Is it possible for my iphone 4?


----------



## draco003 (Nov 2, 2011)

I just downloaded all my Photos from my iPhone 3G

connected it as a PTP camera, then used graphics/gphoto2 to download the photos.

this command will list all the photos:
`# gphoto2 --camera 'Apple iPhone (PTP Mode)' -L`

or use 3G instead:
`# gphoto2 --camera 'Apple iPhone 3G (PTP Mode)' -L`

to download the photos:

`# cd /to/download/path/ && gphoto2 --camera 'Apple iPhone 3G (PTP Mode)' -P`


reference: http://blog.brixandersen.dk/?p=72


----------



## mky (Nov 24, 2011)

Yesterday a new port was added to the ports tree, that may be interesting for this thread: sysutils/fusefs-ifuse


----------



## iamjapanesester (Jan 30, 2012)

I have to experiment with iPhone4s.
The result has been tried in my blog post.
As I also wrote earlier, and photo capture by usbmuxd PTP connection was possible. However, incorporation of music files I is not gotta like JB.

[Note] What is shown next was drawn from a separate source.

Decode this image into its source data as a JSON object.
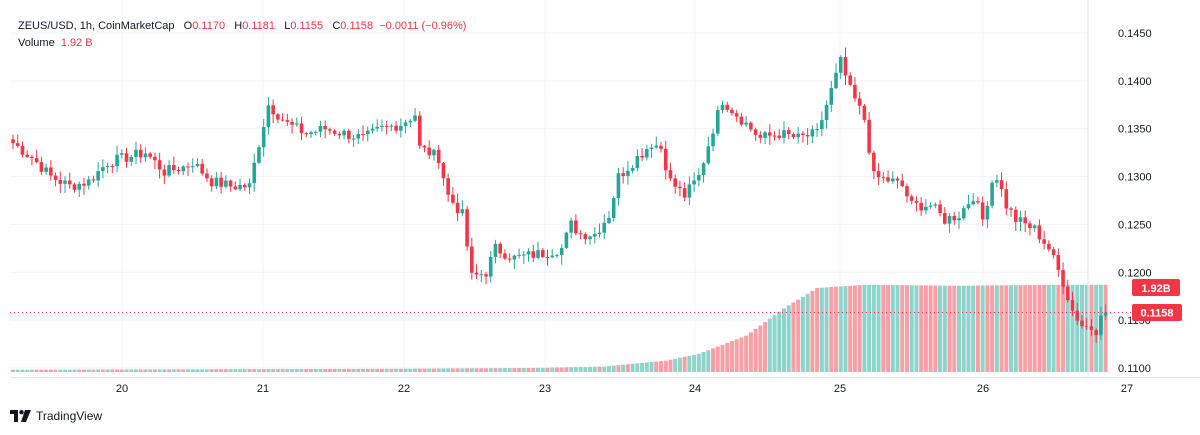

http://lists.freebsd.org/pipermail/freebsd-questions/2008-June/175902.html


----------



## Rand0m (Feb 17, 2018)

draco003 said:


> I just downloaded all my Photos from my iPhone 3G
> 
> connected it as a PTP camera, then used graphics/gphoto2 to download the photos.
> 
> ...


Worked perfectly for my iphone 7 and freebsd 11. Finally I can download my photos


----------



## robert1307 (Dec 10, 2018)

Described method with gphoto2 works, but causes I\O errors and is not handy. Here is what works much better for me:

# Attach iphone
pkg install fusefs-gphotofs
kldload fuse
gphotofs /mnt
# Make sure you've allowed device access (unlock device and tap)
ls /mnt
# you should see something like: store_00010001
mount -t fusefs
cd /mnt/store_00010001
...


----------



## Rand0m (Dec 11, 2018)

robert1307 said:


> Described method with gphoto2 works, but causes I\O errors and is not handy. Here is what works much better for me:
> 
> # Attach iphone
> pkg install fusefs-gphotofs
> ...



Thanks for that, the gphoto2 used to work perfectly till very recently, I started having lots of IO errors like you. It is good to keep this thread up todate


----------